Enviada em 12/11/2021

Na série de filmes “Jogos Vorazes”, a população de baixa renda não tem acesso à digitalidade. Assim, a Capital, a qual controla e governa a sociedade, distribui aparelhos e equipamentos para que tais indivíduos consigam assistir às competições anuais. Fora da ficção, não há acessibilidade aos meios digitais no cenário brasileiro, impedindo que a tecnologia gere impacto na educação dos estudantes de pequeno ganho monetário. Posto isto, uma análise que vise buscar fatores para solucionar a problemática supracitada deve levar em consideração as diferenças socioeconômicas e o sistema capitalista.

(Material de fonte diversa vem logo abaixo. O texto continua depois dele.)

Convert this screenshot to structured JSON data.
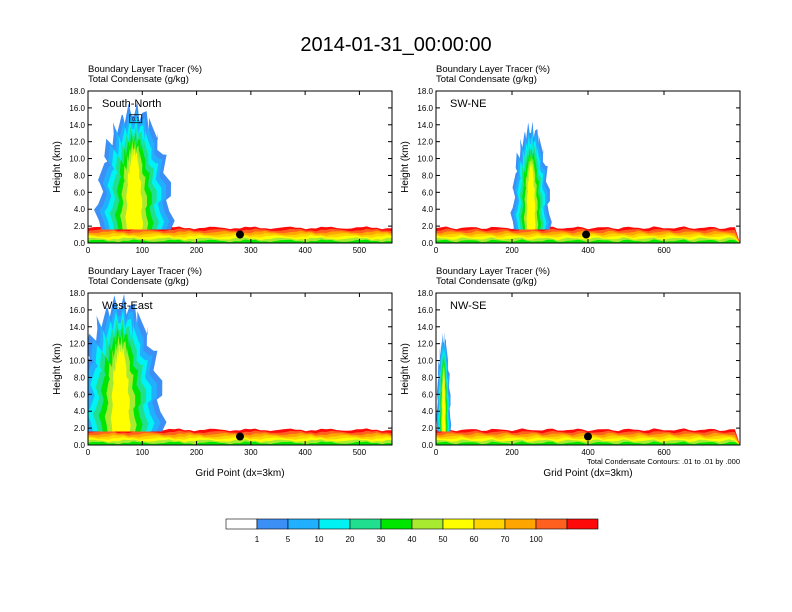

Sob essa óptica, a desigualdade social apresenta influência determinante na problemática tecnológico-educacional. Segundo o geógrafo Milton Santos, em seus estudos sobre a sociedade globalizada, a coletividade foi dividida em duas categorias: os pontos luminosos, que recebem assistência governamental e têm seus direitos garantidos, e os locais opacos, as áreas periféricas e vulneráveis. Nessa perspectiva, os indivíduos em situação de vulnerabilidade não têm acesso à internet e seus equipamentos de acesso, ao contrário das pessoas amparadas e de classes mais altas, reforçando e provando que a tecnologia ainda não possui impacto de forma democrática nas escolas.

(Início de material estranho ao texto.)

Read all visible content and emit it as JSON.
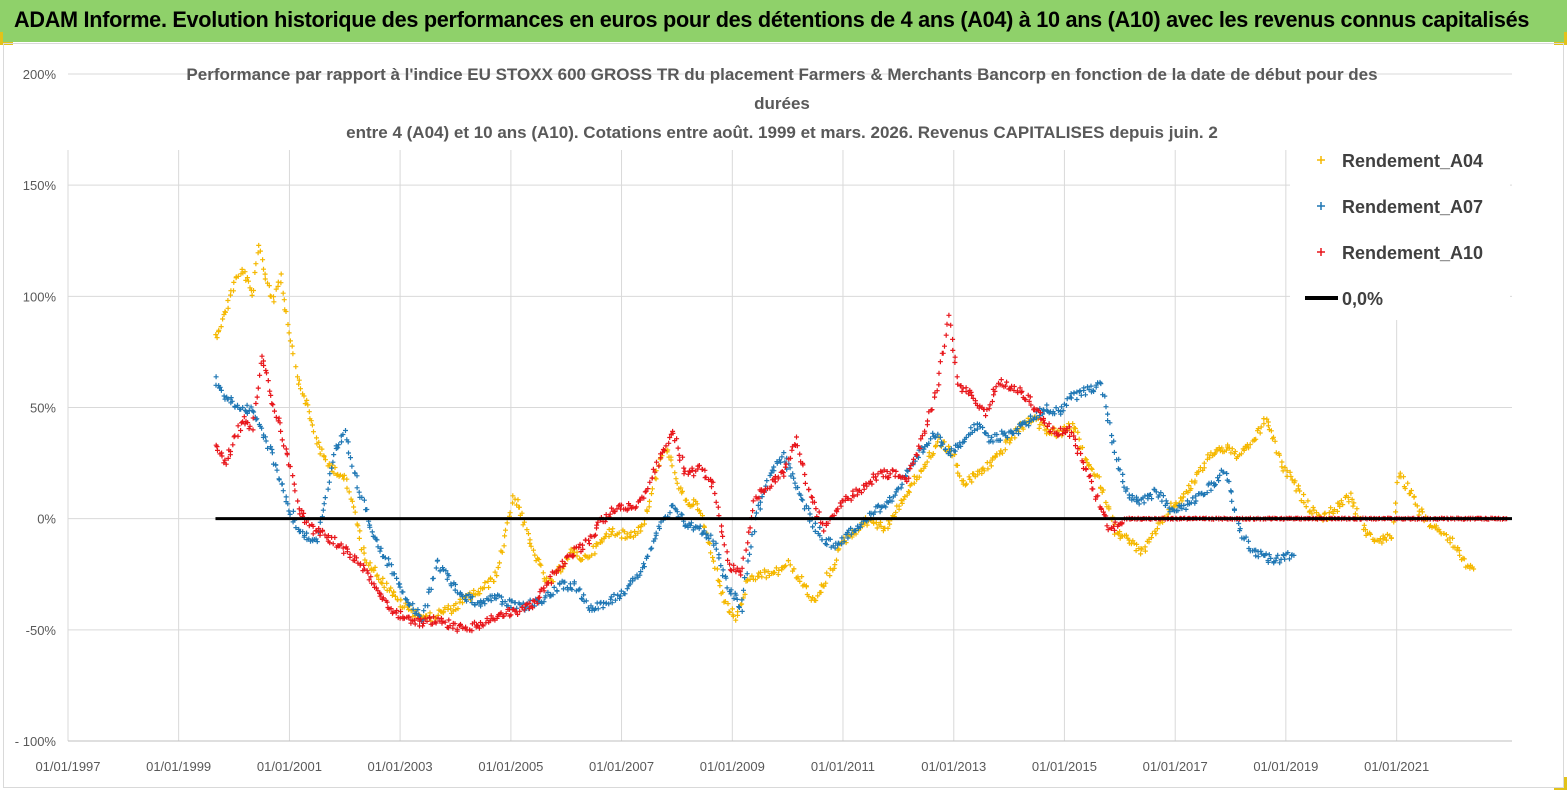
{
  "header": {
    "title": "ADAM Informe. Evolution historique des performances en euros pour des détentions de 4 ans (A04) à 10 ans (A10) avec les revenus connus capitalisés",
    "accent_color": "#8fd16a"
  },
  "chart_data": {
    "type": "scatter",
    "title_lines": [
      "Performance par rapport à l'indice EU STOXX 600 GROSS TR  du placement Farmers & Merchants Bancorp en fonction de la date de début pour des",
      "durées",
      "entre 4 (A04) et 10 ans (A10).  Cotations entre août. 1999 et mars.  2026. Revenus CAPITALISES depuis juin. 2"
    ],
    "ylim": [
      -100,
      200
    ],
    "yticks": [
      -100,
      -50,
      0,
      50,
      100,
      150,
      200
    ],
    "ytick_labels": [
      "- 100%",
      "-50%",
      "0%",
      "50%",
      "100%",
      "150%",
      "200%"
    ],
    "xlim": [
      "1997-01-01",
      "2023-02-01"
    ],
    "xtick_labels": [
      "01/01/1997",
      "01/01/1999",
      "01/01/2001",
      "01/01/2003",
      "01/01/2005",
      "01/01/2007",
      "01/01/2009",
      "01/01/2011",
      "01/01/2013",
      "01/01/2015",
      "01/01/2017",
      "01/01/2019",
      "01/01/2021"
    ],
    "grid": true,
    "legend_position": "top-right",
    "series": [
      {
        "name": "Rendement_A04",
        "color": "#f5b800",
        "marker": "+",
        "points": [
          [
            "1999-09-01",
            82
          ],
          [
            "1999-11-01",
            92
          ],
          [
            "2000-01-01",
            106
          ],
          [
            "2000-03-01",
            112
          ],
          [
            "2000-05-01",
            100
          ],
          [
            "2000-06-15",
            122
          ],
          [
            "2000-08-01",
            108
          ],
          [
            "2000-09-15",
            98
          ],
          [
            "2000-11-01",
            110
          ],
          [
            "2001-01-01",
            85
          ],
          [
            "2001-03-01",
            62
          ],
          [
            "2001-05-01",
            50
          ],
          [
            "2001-07-01",
            35
          ],
          [
            "2001-09-01",
            25
          ],
          [
            "2001-11-01",
            22
          ],
          [
            "2002-01-01",
            18
          ],
          [
            "2002-03-01",
            5
          ],
          [
            "2002-05-01",
            -15
          ],
          [
            "2002-07-01",
            -22
          ],
          [
            "2002-10-01",
            -30
          ],
          [
            "2003-01-01",
            -38
          ],
          [
            "2003-04-01",
            -42
          ],
          [
            "2003-07-01",
            -45
          ],
          [
            "2003-10-01",
            -42
          ],
          [
            "2004-01-01",
            -40
          ],
          [
            "2004-04-01",
            -35
          ],
          [
            "2004-07-01",
            -32
          ],
          [
            "2004-10-01",
            -25
          ],
          [
            "2004-12-01",
            -5
          ],
          [
            "2005-01-15",
            10
          ],
          [
            "2005-03-01",
            5
          ],
          [
            "2005-05-01",
            -10
          ],
          [
            "2005-07-01",
            -20
          ],
          [
            "2005-09-01",
            -30
          ],
          [
            "2005-11-01",
            -25
          ],
          [
            "2006-02-01",
            -15
          ],
          [
            "2006-05-01",
            -18
          ],
          [
            "2006-08-01",
            -12
          ],
          [
            "2006-11-01",
            -5
          ],
          [
            "2007-02-01",
            -8
          ],
          [
            "2007-05-01",
            -5
          ],
          [
            "2007-07-01",
            5
          ],
          [
            "2007-09-01",
            25
          ],
          [
            "2007-11-01",
            32
          ],
          [
            "2008-01-01",
            15
          ],
          [
            "2008-03-01",
            8
          ],
          [
            "2008-06-01",
            5
          ],
          [
            "2008-09-01",
            -20
          ],
          [
            "2008-12-01",
            -40
          ],
          [
            "2009-02-01",
            -45
          ],
          [
            "2009-04-01",
            -30
          ],
          [
            "2009-07-01",
            -25
          ],
          [
            "2009-10-01",
            -25
          ],
          [
            "2010-01-01",
            -20
          ],
          [
            "2010-04-01",
            -28
          ],
          [
            "2010-07-01",
            -38
          ],
          [
            "2010-10-01",
            -25
          ],
          [
            "2011-01-01",
            -10
          ],
          [
            "2011-04-01",
            -5
          ],
          [
            "2011-07-01",
            0
          ],
          [
            "2011-10-01",
            -5
          ],
          [
            "2012-01-01",
            5
          ],
          [
            "2012-04-01",
            15
          ],
          [
            "2012-07-01",
            25
          ],
          [
            "2012-10-01",
            35
          ],
          [
            "2013-01-01",
            28
          ],
          [
            "2013-03-01",
            15
          ],
          [
            "2013-06-01",
            20
          ],
          [
            "2013-09-01",
            25
          ],
          [
            "2013-12-01",
            32
          ],
          [
            "2014-03-01",
            40
          ],
          [
            "2014-06-01",
            45
          ],
          [
            "2014-09-01",
            40
          ],
          [
            "2014-12-01",
            38
          ],
          [
            "2015-03-01",
            42
          ],
          [
            "2015-06-01",
            25
          ],
          [
            "2015-09-01",
            15
          ],
          [
            "2015-12-01",
            -5
          ],
          [
            "2016-03-01",
            -10
          ],
          [
            "2016-06-01",
            -15
          ],
          [
            "2016-09-01",
            -5
          ],
          [
            "2016-12-01",
            5
          ],
          [
            "2017-03-01",
            10
          ],
          [
            "2017-06-01",
            20
          ],
          [
            "2017-09-01",
            30
          ],
          [
            "2017-12-01",
            32
          ],
          [
            "2018-03-01",
            28
          ],
          [
            "2018-06-01",
            35
          ],
          [
            "2018-09-01",
            45
          ],
          [
            "2018-12-01",
            25
          ],
          [
            "2019-03-01",
            15
          ],
          [
            "2019-06-01",
            5
          ],
          [
            "2019-09-01",
            0
          ],
          [
            "2019-12-01",
            5
          ],
          [
            "2020-03-01",
            10
          ],
          [
            "2020-06-01",
            -5
          ],
          [
            "2020-09-01",
            -10
          ],
          [
            "2020-12-01",
            -8
          ],
          [
            "2021-01-15",
            20
          ],
          [
            "2021-04-01",
            12
          ],
          [
            "2021-07-01",
            0
          ],
          [
            "2021-10-01",
            -5
          ],
          [
            "2022-01-01",
            -10
          ],
          [
            "2022-04-01",
            -20
          ],
          [
            "2022-06-01",
            -22
          ]
        ]
      },
      {
        "name": "Rendement_A07",
        "color": "#1f77b4",
        "marker": "+",
        "points": [
          [
            "1999-09-01",
            62
          ],
          [
            "1999-11-01",
            55
          ],
          [
            "2000-01-01",
            52
          ],
          [
            "2000-03-01",
            50
          ],
          [
            "2000-05-01",
            48
          ],
          [
            "2000-07-01",
            40
          ],
          [
            "2000-09-01",
            30
          ],
          [
            "2000-11-01",
            18
          ],
          [
            "2001-01-01",
            5
          ],
          [
            "2001-03-01",
            -5
          ],
          [
            "2001-05-01",
            -8
          ],
          [
            "2001-07-01",
            -10
          ],
          [
            "2001-09-01",
            10
          ],
          [
            "2001-11-01",
            30
          ],
          [
            "2002-01-01",
            38
          ],
          [
            "2002-03-01",
            22
          ],
          [
            "2002-06-01",
            0
          ],
          [
            "2002-09-01",
            -15
          ],
          [
            "2002-12-01",
            -25
          ],
          [
            "2003-03-01",
            -38
          ],
          [
            "2003-06-01",
            -45
          ],
          [
            "2003-09-01",
            -20
          ],
          [
            "2003-12-01",
            -28
          ],
          [
            "2004-03-01",
            -35
          ],
          [
            "2004-06-01",
            -38
          ],
          [
            "2004-09-01",
            -35
          ],
          [
            "2004-12-01",
            -38
          ],
          [
            "2005-03-01",
            -40
          ],
          [
            "2005-06-01",
            -38
          ],
          [
            "2005-09-01",
            -35
          ],
          [
            "2005-12-01",
            -30
          ],
          [
            "2006-03-01",
            -30
          ],
          [
            "2006-06-01",
            -40
          ],
          [
            "2006-09-01",
            -38
          ],
          [
            "2006-12-01",
            -35
          ],
          [
            "2007-03-01",
            -30
          ],
          [
            "2007-06-01",
            -20
          ],
          [
            "2007-09-01",
            -5
          ],
          [
            "2007-12-01",
            5
          ],
          [
            "2008-03-01",
            -2
          ],
          [
            "2008-06-01",
            -5
          ],
          [
            "2008-09-01",
            -10
          ],
          [
            "2008-12-01",
            -30
          ],
          [
            "2009-03-01",
            -40
          ],
          [
            "2009-06-01",
            0
          ],
          [
            "2009-09-01",
            20
          ],
          [
            "2009-12-01",
            28
          ],
          [
            "2010-03-01",
            15
          ],
          [
            "2010-06-01",
            0
          ],
          [
            "2010-09-01",
            -10
          ],
          [
            "2010-12-01",
            -12
          ],
          [
            "2011-03-01",
            -5
          ],
          [
            "2011-06-01",
            0
          ],
          [
            "2011-09-01",
            5
          ],
          [
            "2011-12-01",
            10
          ],
          [
            "2012-03-01",
            20
          ],
          [
            "2012-06-01",
            30
          ],
          [
            "2012-09-01",
            38
          ],
          [
            "2012-12-01",
            30
          ],
          [
            "2013-03-01",
            35
          ],
          [
            "2013-06-01",
            42
          ],
          [
            "2013-09-01",
            35
          ],
          [
            "2013-12-01",
            38
          ],
          [
            "2014-03-01",
            40
          ],
          [
            "2014-06-01",
            45
          ],
          [
            "2014-09-01",
            50
          ],
          [
            "2014-12-01",
            48
          ],
          [
            "2015-03-01",
            55
          ],
          [
            "2015-06-01",
            58
          ],
          [
            "2015-09-01",
            60
          ],
          [
            "2015-12-01",
            30
          ],
          [
            "2016-03-01",
            10
          ],
          [
            "2016-06-01",
            8
          ],
          [
            "2016-09-01",
            12
          ],
          [
            "2016-12-01",
            5
          ],
          [
            "2017-03-01",
            5
          ],
          [
            "2017-06-01",
            10
          ],
          [
            "2017-09-01",
            15
          ],
          [
            "2017-12-01",
            22
          ],
          [
            "2018-03-01",
            -5
          ],
          [
            "2018-06-01",
            -15
          ],
          [
            "2018-09-01",
            -18
          ],
          [
            "2018-12-01",
            -18
          ],
          [
            "2019-03-01",
            -15
          ]
        ]
      },
      {
        "name": "Rendement_A10",
        "color": "#e8161b",
        "marker": "+",
        "points": [
          [
            "1999-09-01",
            32
          ],
          [
            "1999-11-01",
            25
          ],
          [
            "2000-01-01",
            35
          ],
          [
            "2000-03-01",
            45
          ],
          [
            "2000-05-01",
            40
          ],
          [
            "2000-07-01",
            75
          ],
          [
            "2000-09-01",
            55
          ],
          [
            "2000-11-01",
            42
          ],
          [
            "2001-01-01",
            25
          ],
          [
            "2001-03-01",
            5
          ],
          [
            "2001-06-01",
            -5
          ],
          [
            "2001-09-01",
            -8
          ],
          [
            "2001-12-01",
            -12
          ],
          [
            "2002-03-01",
            -18
          ],
          [
            "2002-06-01",
            -25
          ],
          [
            "2002-09-01",
            -35
          ],
          [
            "2002-12-01",
            -42
          ],
          [
            "2003-03-01",
            -45
          ],
          [
            "2003-06-01",
            -47
          ],
          [
            "2003-09-01",
            -45
          ],
          [
            "2003-12-01",
            -48
          ],
          [
            "2004-03-01",
            -50
          ],
          [
            "2004-06-01",
            -48
          ],
          [
            "2004-09-01",
            -45
          ],
          [
            "2004-12-01",
            -42
          ],
          [
            "2005-03-01",
            -42
          ],
          [
            "2005-06-01",
            -38
          ],
          [
            "2005-09-01",
            -30
          ],
          [
            "2005-12-01",
            -20
          ],
          [
            "2006-03-01",
            -15
          ],
          [
            "2006-06-01",
            -10
          ],
          [
            "2006-09-01",
            0
          ],
          [
            "2006-12-01",
            5
          ],
          [
            "2007-03-01",
            5
          ],
          [
            "2007-06-01",
            10
          ],
          [
            "2007-09-01",
            25
          ],
          [
            "2007-12-01",
            40
          ],
          [
            "2008-03-01",
            20
          ],
          [
            "2008-06-01",
            22
          ],
          [
            "2008-09-01",
            15
          ],
          [
            "2008-12-01",
            -20
          ],
          [
            "2009-03-01",
            -25
          ],
          [
            "2009-06-01",
            10
          ],
          [
            "2009-09-01",
            15
          ],
          [
            "2009-12-01",
            20
          ],
          [
            "2010-03-01",
            35
          ],
          [
            "2010-06-01",
            10
          ],
          [
            "2010-09-01",
            -5
          ],
          [
            "2010-12-01",
            5
          ],
          [
            "2011-03-01",
            10
          ],
          [
            "2011-06-01",
            15
          ],
          [
            "2011-09-01",
            20
          ],
          [
            "2011-12-01",
            20
          ],
          [
            "2012-03-01",
            18
          ],
          [
            "2012-06-01",
            35
          ],
          [
            "2012-09-01",
            55
          ],
          [
            "2012-12-01",
            90
          ],
          [
            "2013-02-01",
            60
          ],
          [
            "2013-05-01",
            55
          ],
          [
            "2013-08-01",
            48
          ],
          [
            "2013-11-01",
            62
          ],
          [
            "2014-02-01",
            58
          ],
          [
            "2014-05-01",
            55
          ],
          [
            "2014-08-01",
            45
          ],
          [
            "2014-11-01",
            38
          ],
          [
            "2015-02-01",
            40
          ],
          [
            "2015-05-01",
            25
          ],
          [
            "2015-08-01",
            10
          ],
          [
            "2015-11-01",
            -5
          ],
          [
            "2016-02-01",
            0
          ],
          [
            "2016-06-01",
            0
          ],
          [
            "2017-01-01",
            0
          ],
          [
            "2018-01-01",
            0
          ],
          [
            "2019-01-01",
            0
          ],
          [
            "2020-01-01",
            0
          ],
          [
            "2021-01-01",
            0
          ],
          [
            "2022-01-01",
            0
          ],
          [
            "2023-01-01",
            0
          ]
        ]
      },
      {
        "name": "0,0%",
        "color": "#000000",
        "marker": "line",
        "points": [
          [
            "1999-09-01",
            0
          ],
          [
            "2023-02-01",
            0
          ]
        ]
      }
    ]
  }
}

Ademais, o capitalismo deve ser abordado para a exegese do problema relacionado ao impacto das tecnologias na educação. De acordo com o filósofo Karl Marx, em sua pesquisa sobre o funcionamento da sociedade, o modelo capitalista prioriza o lucro e a exploração em massa, inferiorizando os direitos básicos e o acesso a educação de qualidade. Dessa forma, esse sistema econômico, vigente atualmente no Brasil, age como um impedimento para a plena acessibilidade à esfera tecnológica no ambiente nacional, uma vez que, para gerar alta lucratividade, a internet e seus equipamentos de conexão têm um preço elevado, impossibilitando a população de baixa renda de adquiri-los e, assim, utiliza-los no desenvolvimento educativo.

Evidencia-se, portanto, que atitudes são necessárias para que a tecnologia tenha um impacto positivamente maior na educação brasileira. Para isso, cabe ao Governo Federal, aliado a empresas da área tecnológica, por meio de parcerias público-privadas, criar um vasto plano de ampliação do acesso ao meio digital. A primeira etapa será destinar 1% do PIB nacional para a criação de um “auxílio-digitalidade”, que vai ser distribuído a estudantes em situação de vulnerabilidade em localidades periféricas. Subsequentemente, haverá o desconto em impostos destinado às instituições que diminuírem o preço de equipamentos e aparelhos, propiciando a compra para alunos de baixa renda auxiliados. Somente assim a tecnologia terá um impacto assertivo e democrático na educação.